Wednesday, November 19, 2014

Subprime loans were cash out, not purchase

Although not directly related to current bankruptcy practice, I thought this was interesting.

I came across an article in the New York Times, published on November 14, 2014, with the following interesting paragraph:

One of the most abjectly false narratives about the financial crisis is that risky mortgages proliferated so that people who couldn’t afford homes could nonetheless buy them. Modern subprime lending was not about homeownership. Instead, the 1990s crop of subprime mortgage makers allowed people with bad credit to borrow against the equity in their existing homes. According to a joint HUD-Treasury report published in 2000, by 1999, a staggering 82 percent of subprime mortgages were refinancings, and in nearly 60 percent of those cases, the borrower pulled out cash, adding to his debt burden. The report noted that “relatively few subprime mortgages are used to purchase a house.”

The full article can be accessed at:

http://www.nytimes.com/2014/11/14/opinion/a-house-is-not-a-credit-card.html?_r=0


Saturday, November 8, 2014

Inherited IRA not automatically exempt

We commonly say that an IRA is exempt in a bankruptcy, up to $1,000,000.00 of value.  However the US Supreme Court has ruled that this general statement is not correct in the case of an inherited IRA. The citation is:  Clark v.

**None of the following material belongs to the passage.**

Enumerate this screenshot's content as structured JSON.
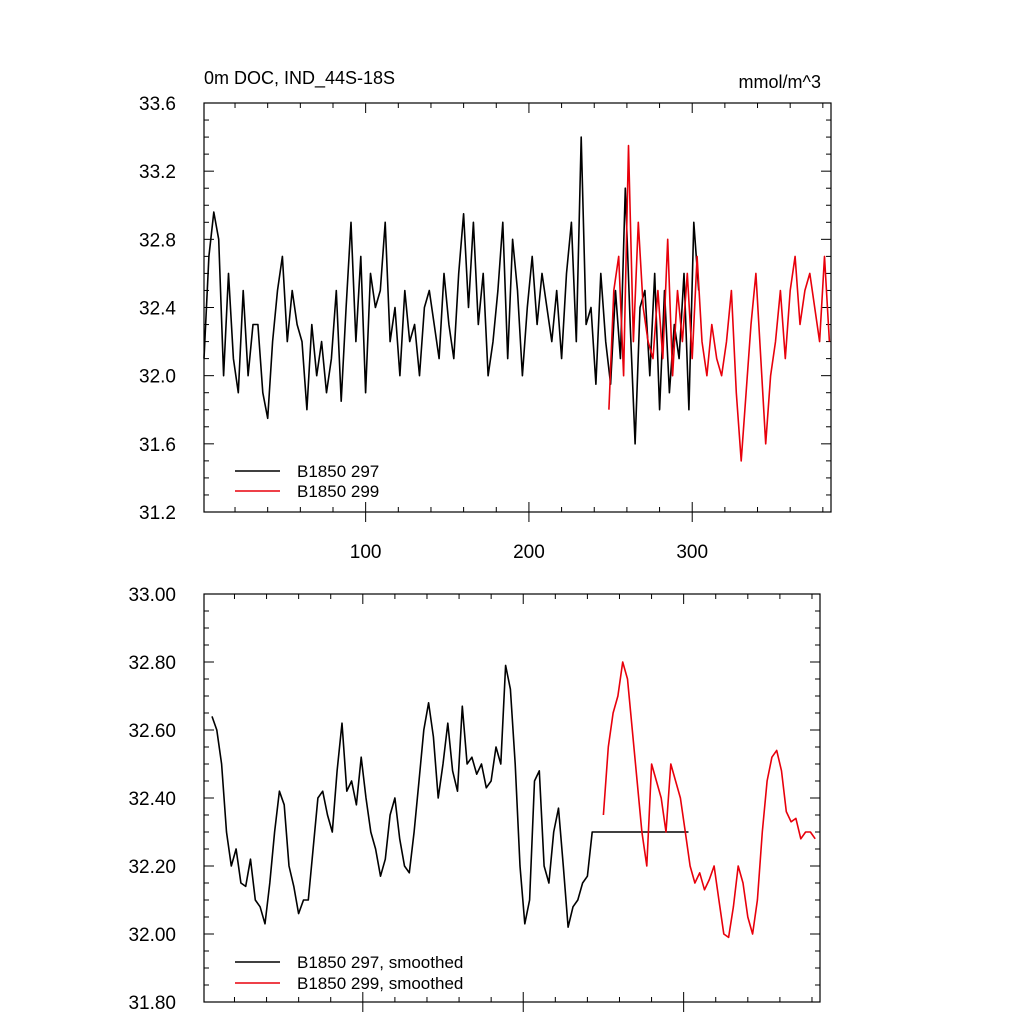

Rameker, 134 S. Ct. 2242, 189 L. Ed. 2d 157 (2014).  In that case the Court said:  “[t]he text and purpose of the Bankruptcy Code make clear that funds held in inherited IRAs are not ‘retirement funds’ within the meaning of §522(b)(3)(C)’s bankruptcy exemption."
The facts of the case are that Mrs. Clark's mother set up an IRA in 2000 and named her daughter as the beneficiary of the IRA.  The mother died shortly thereafter, and the account passed to her daughter.  About nine years after that the daughter filed chapter 7 bankruptcy.  The account was worth about $300,000.00 at that time.

Mrs. Heffron-Clark claimed the IRA as exempt under 11 U.S.C. Sec. 522(b)(3). The trustee objected to the claimed exemption, arguing that the money in an inherited IRA is not "retirement funds" and therefore not exempt.

The Supreme Court opinion first noted that "Inherited IRAs do not operate like ordinary IRAs. Unlike with a traditional or Roth IRA, an individual may withdraw funds from an inherited IRA at any time, without paying a tax penalty."

The Court then said:  "Three legal characteristics of inherited IRAs lead us to conclude that funds held in such accounts are not objectively set aside for the purpose of retirement. First, the holder of an inherited IRA may never invest additional money in the account.... Second, holders of inherited IRAs are required to withdraw money from such accounts, no matter how many years they may be from retirement....Finally, the holder of an inherited IRA may withdraw the entire balance of the account at any time — and for any purpose — without penalty."
Ruling against Mrs. Clark, Justice Sotomayor said:  "For if an individual is allowed to exempt an inherited IRA from her bankruptcy estate, nothing about the inherited IRA's legal characteristics would prevent (or even discourage) the individual from using the entire balance of the account on a vacation home or sports car immediately after her bankruptcy proceedings are complete. Allowing that kind of exemption would convert the Bankruptcy Code's purposes of preserving debtors' ability to meet their basic needs and ensuring that they have a "fresh start,"Rousey544 U. S., at 325, into a "free pass," Schwab560 U. S., at 791"

Fortunately, this is a pretty limited decision, for most people will set up their own IRA, not inherit one.  However, I mention it as it is yet another example in which there is an important exception to the general rule.